If you run a broking business that has employees or contractors, you may have questions on how this will impact you.
Many broking businesses already use non-compete and non-solicitation clauses in their employee or contractor agreements.
Understanding Non-Compete and Non-Solicitation Clauses
It’s important to under the difference between non-compete clauses. Non-compete clauses restrict former employees from joining competitors or starting similar businesses within a specified period and geographic area after leaving a business.
In contrast, non-solicitation clauses prevent ex-employees from soliciting their previous employer’s clients or staff.
When are these reforms set to come into effect?
With the Federal Election on 3 May 2025, the incumbent government has made it clear that these changes would not be legislated before the 2025 election and would be pursued in the next term if they remain in office.
Following further consultation and the passage of legislation, the government plans for the ban on non-compete clauses to take effect from 2027. It is unclear what the government’s position is on non-solicitation clauses however any regulation around these is unlikely without significant consultation.
The MFAA view
The MFAA generally supports a well-defined prohibition on non-compete clauses, where related to employees moving from one employer to another.
Our view is that should be limited barriers to the right of workers to choose where and for whom they wish to work. Similarly, any employee who dreams of running their own operation should have the freedom to do so.
However, the MFAA does not support wholesale restrictions on the use of non-solicitation clauses. Non-solicitation clauses are important for any small business, in particular important forbroking businesses. Non-solicitation clauses are vital for preventing former employees from poaching clients or colleagues, thereby protecting your business’s client base, internal talent and value built in a business.
The MFAA will be advocating in any government consultation on non-solicitation clauses along these lines.
What the MFAA recommends
Whilst it is rare for a small business to enforce a non-solicitation clause poaching of clients or staff by a former employee or contractor can have a significant detrimental effect for a business owner. To that end, for broker businesses, non-solicitation clauses can be very effective in protecting your business.
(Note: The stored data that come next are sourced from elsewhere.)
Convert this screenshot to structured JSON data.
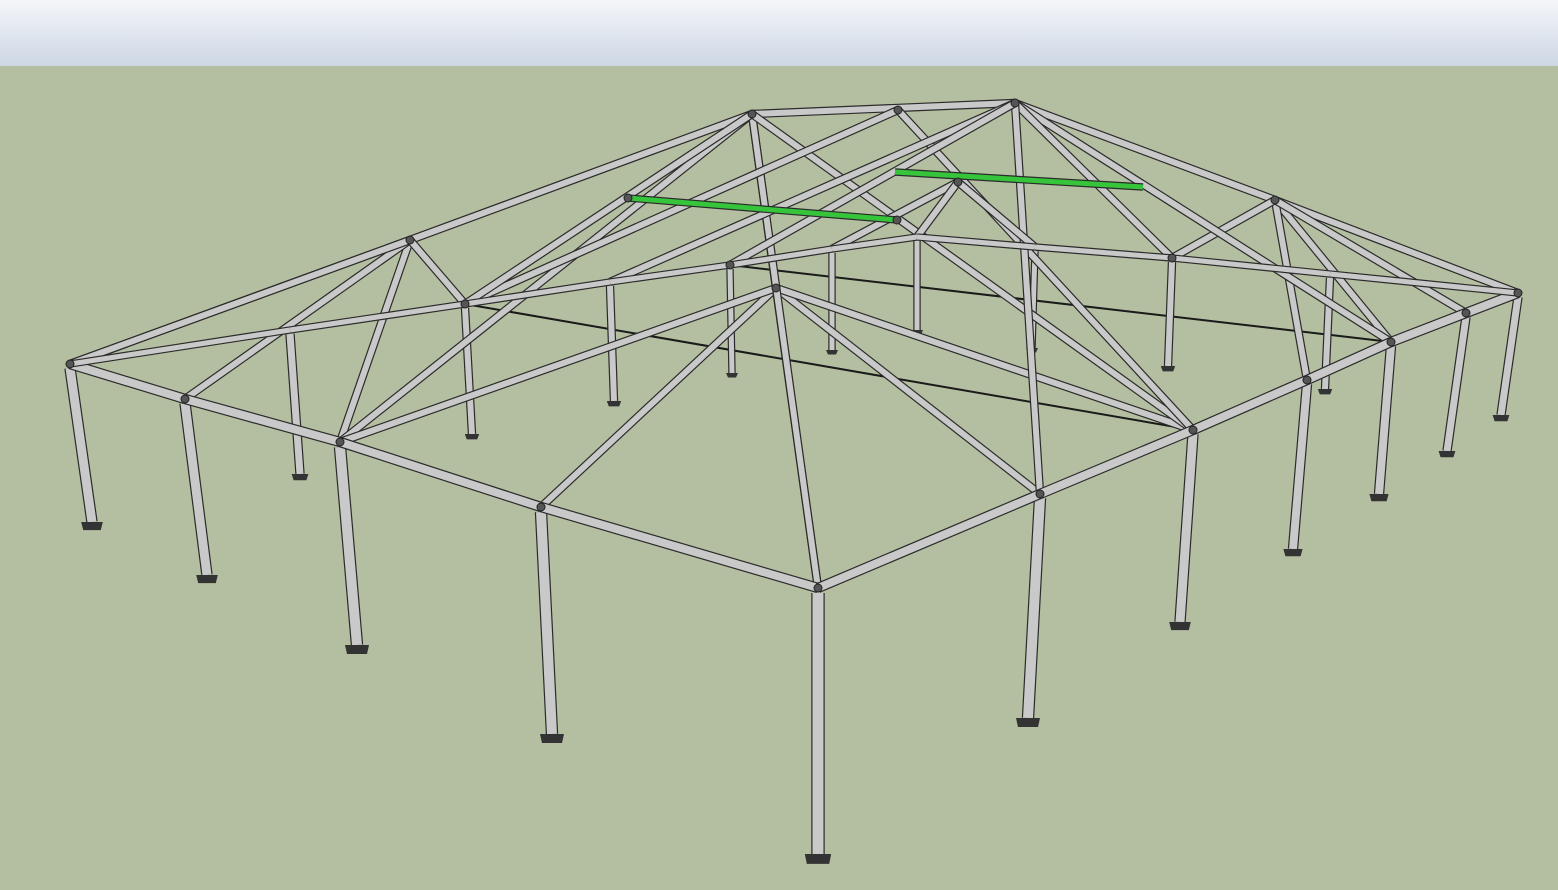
{
  "scene": {
    "sky_color_top": "#f4f6f9",
    "sky_color_bottom": "#cdd6e4",
    "ground_color": "#b3bfa0",
    "frame_color": "#c9c9c9",
    "frame_outline_color": "#2b2b2b",
    "purlin_highlight_color": "#35c43a",
    "base_plate_color": "#333333"
  }
}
By incorporating well-drafted non-solicitation clauses in all of your employee or contractor agreements, you can protect your business interests while adapting to the evolving legal landscape.
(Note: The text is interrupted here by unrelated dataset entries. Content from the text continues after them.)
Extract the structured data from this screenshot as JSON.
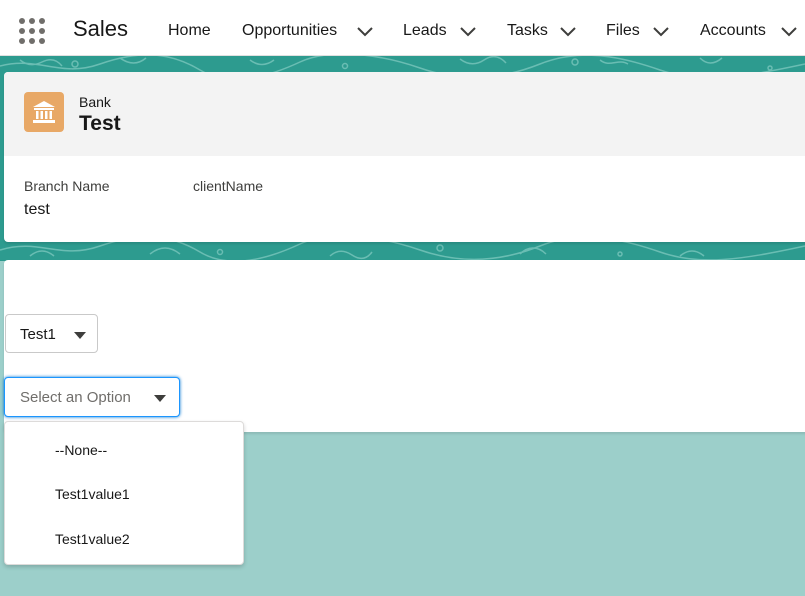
{
  "app": {
    "name": "Sales"
  },
  "icons": {
    "launcher": "app-launcher-icon",
    "record": "bank-icon",
    "chevron": "chevron-down-icon"
  },
  "nav": {
    "home": "Home",
    "opportunities": "Opportunities",
    "leads": "Leads",
    "tasks": "Tasks",
    "files": "Files",
    "accounts": "Accounts"
  },
  "record": {
    "type": "Bank",
    "title": "Test",
    "fields": {
      "branch_name_label": "Branch Name",
      "branch_name_value": "test",
      "client_name_label": "clientName"
    }
  },
  "form": {
    "select1_value": "Test1",
    "select2_placeholder": "Select an Option",
    "options": [
      "--None--",
      "Test1value1",
      "Test1value2"
    ]
  },
  "colors": {
    "banner": "#2d9b8f",
    "page_bg": "#9ccfca",
    "record_icon": "#e8a866",
    "focus_border": "#1b96ff"
  }
}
The MFAA has developed a template in conjunction with Denton’s that you can use as a template here:
For a period of XXX following the last day of your employment with XXX, you must not, directly or indirectly, on your own account or for anyone:
(a) deal with, canvass, solicit, approach or accept any approach from, any client of XXX with which you had dealings during the last XXX months of your employment; and/or
(b) induce or encourage, or attempt to induce or encourage, any employee or contractor of XXX with whom you had dealings during the last XXX months of your employment to leave their employment or cease their engagement with XXX; and/or
(c) interfere with the relationship between XXX and any of its clients, suppliers, employees, contractors or agents.
Your obligations under this clause survive the termination of your employment.